A national, high-school-ranking index published this week lists Evanston Township High School as the fourth best school in the state.
The Challenge Index — compiled by Jay Mathews, an education reporter and columnist for the Washington Post — ranked 737 high schools by dividing the number of Advanced Placement or International Baccalaureate exams given in May at each school into the size of the school’s graduating class.
ETHS ranked 164th nationally. The school came in behind University Laboratory High School in Urbana, Ill., which placed 38th; Stevenson High School in Lincolnshire, Ill., which placed 66th, and New Trier Township High School in Winnetka, Ill., which placed 158th.
Margaret Lurie, the president of the school board for District 202, which oversees ETHS, said the school’s teachers and administrators have been trying to get more students enrolled in AP classes, with a special focus on minority students.
“(The ranking) is sort of an affirmation of what we’ve been trying to do,” Lurie said.
The number of minority students enrolled in AP courses at ETHS has steadily increased since 1995, said Judith Levinson, Director of Research, Evaluation and Assessment at ETHS. She said 74 percent of minority students taking exams in 2000 and 2001 received a score of three or higher, which typically counts as college credit at most universities. In 2002, that number rose to 77 percent.

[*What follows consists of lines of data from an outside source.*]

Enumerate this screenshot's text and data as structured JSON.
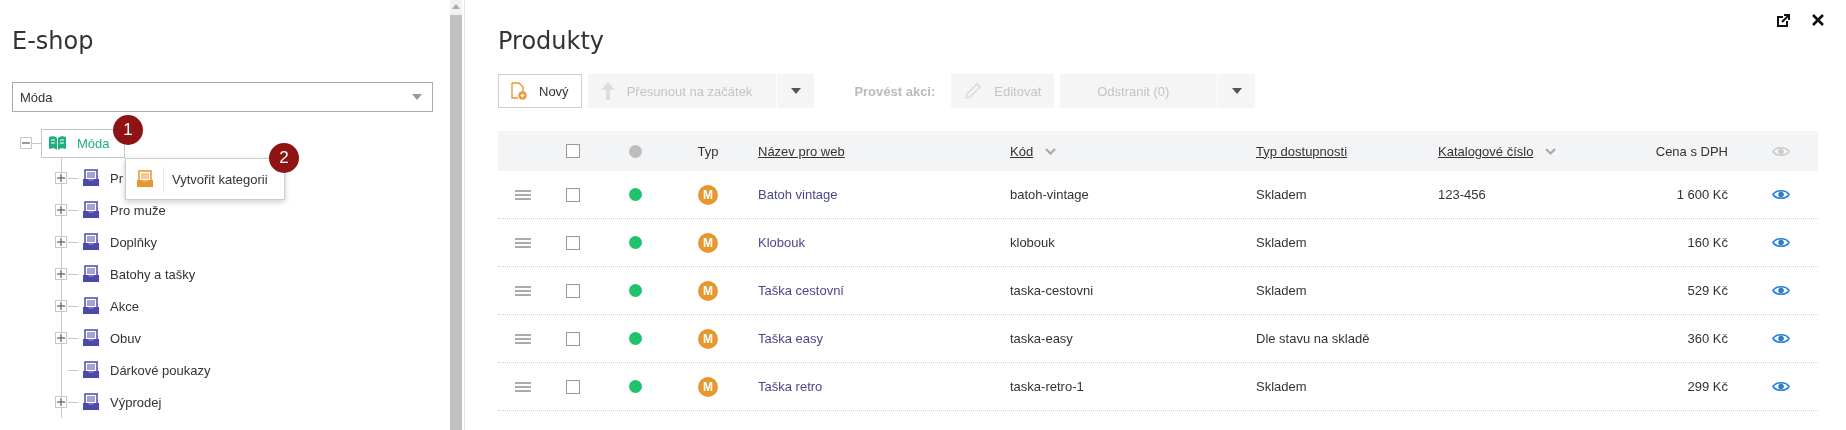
{
  "sidebar": {
    "title": "E-shop",
    "select": {
      "value": "Móda"
    },
    "tree": [
      {
        "label": "Móda",
        "selected": true,
        "expanded": true,
        "children": [
          {
            "label": "Pr",
            "has_children": true
          },
          {
            "label": "Pro muže",
            "has_children": true
          },
          {
            "label": "Doplňky",
            "has_children": true
          },
          {
            "label": "Batohy a tašky",
            "has_children": true
          },
          {
            "label": "Akce",
            "has_children": true
          },
          {
            "label": "Obuv",
            "has_children": true
          },
          {
            "label": "Dárkové poukazy",
            "has_children": false
          },
          {
            "label": "Výprodej",
            "has_children": true
          }
        ]
      }
    ]
  },
  "context_menu": {
    "items": [
      {
        "label": "Vytvořit kategorii"
      }
    ]
  },
  "callouts": [
    "1",
    "2"
  ],
  "main": {
    "title": "Produkty"
  },
  "toolbar": {
    "buttons": [
      {
        "label": "Nový",
        "kind": "new",
        "disabled": false,
        "dropdown": false
      },
      {
        "label": "Přesunout na začátek",
        "kind": "move",
        "disabled": true,
        "dropdown": true
      }
    ],
    "action_label": "Provést akci:",
    "actions": [
      {
        "label": "Editovat",
        "kind": "edit",
        "disabled": true,
        "dropdown": false
      },
      {
        "label": "Odstranit (0)",
        "kind": "delete",
        "disabled": true,
        "dropdown": true
      }
    ]
  },
  "table": {
    "all_selected": false,
    "columns": [
      {
        "label": "Typ",
        "kind": "plain"
      },
      {
        "label": "Název pro web",
        "kind": "link"
      },
      {
        "label": "Kód",
        "kind": "sort"
      },
      {
        "label": "Typ dostupnosti",
        "kind": "link"
      },
      {
        "label": "Katalogové číslo",
        "kind": "sort"
      },
      {
        "label": "Cena s DPH",
        "kind": "plain"
      }
    ],
    "rows": [
      {
        "checked": false,
        "active": true,
        "type": "M",
        "name": "Batoh vintage",
        "code": "batoh-vintage",
        "availability": "Skladem",
        "catalog": "123-456",
        "price": "1 600 Kč"
      },
      {
        "checked": false,
        "active": true,
        "type": "M",
        "name": "Klobouk",
        "code": "klobouk",
        "availability": "Skladem",
        "price": "160 Kč"
      },
      {
        "checked": false,
        "active": true,
        "type": "M",
        "name": "Taška cestovní",
        "code": "taska-cestovni",
        "availability": "Skladem",
        "price": "529 Kč"
      },
      {
        "checked": false,
        "active": true,
        "type": "M",
        "name": "Taška easy",
        "code": "taska-easy",
        "availability": "Dle stavu na skladě",
        "price": "360 Kč"
      },
      {
        "checked": false,
        "active": true,
        "type": "M",
        "name": "Taška retro",
        "code": "taska-retro-1",
        "availability": "Skladem",
        "price": "299 Kč"
      }
    ]
  }
}
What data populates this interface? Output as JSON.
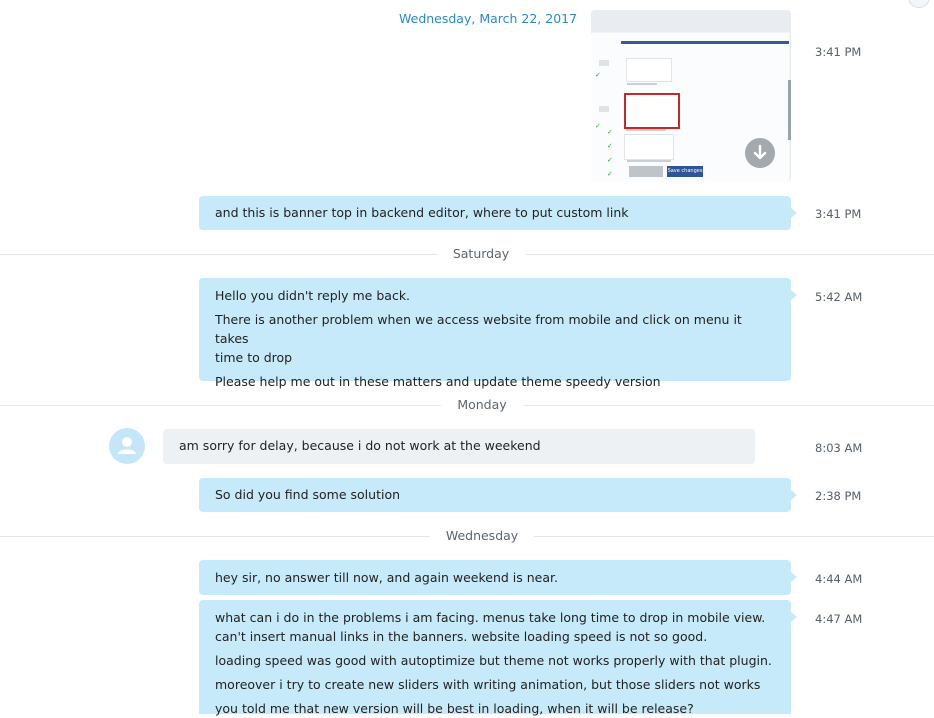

“I think that it is certainly to our favor that we rank so high,” Levinson said. “I don’t doubt that we have a high-quality program and that we do well by our students.”
But Levinson questioned the index because its sole criterion is the AP or IB exam.
Mathews said he purposely made his index simple so as not to confuse the average person.
The best predictor of college completion is the number of students who take difficult high school courses, like AP classes, he said.
“A, B- or C-student who takes an AP course … is still much better off than if that person had not been allowed to take that course and take that test,” Mathews said.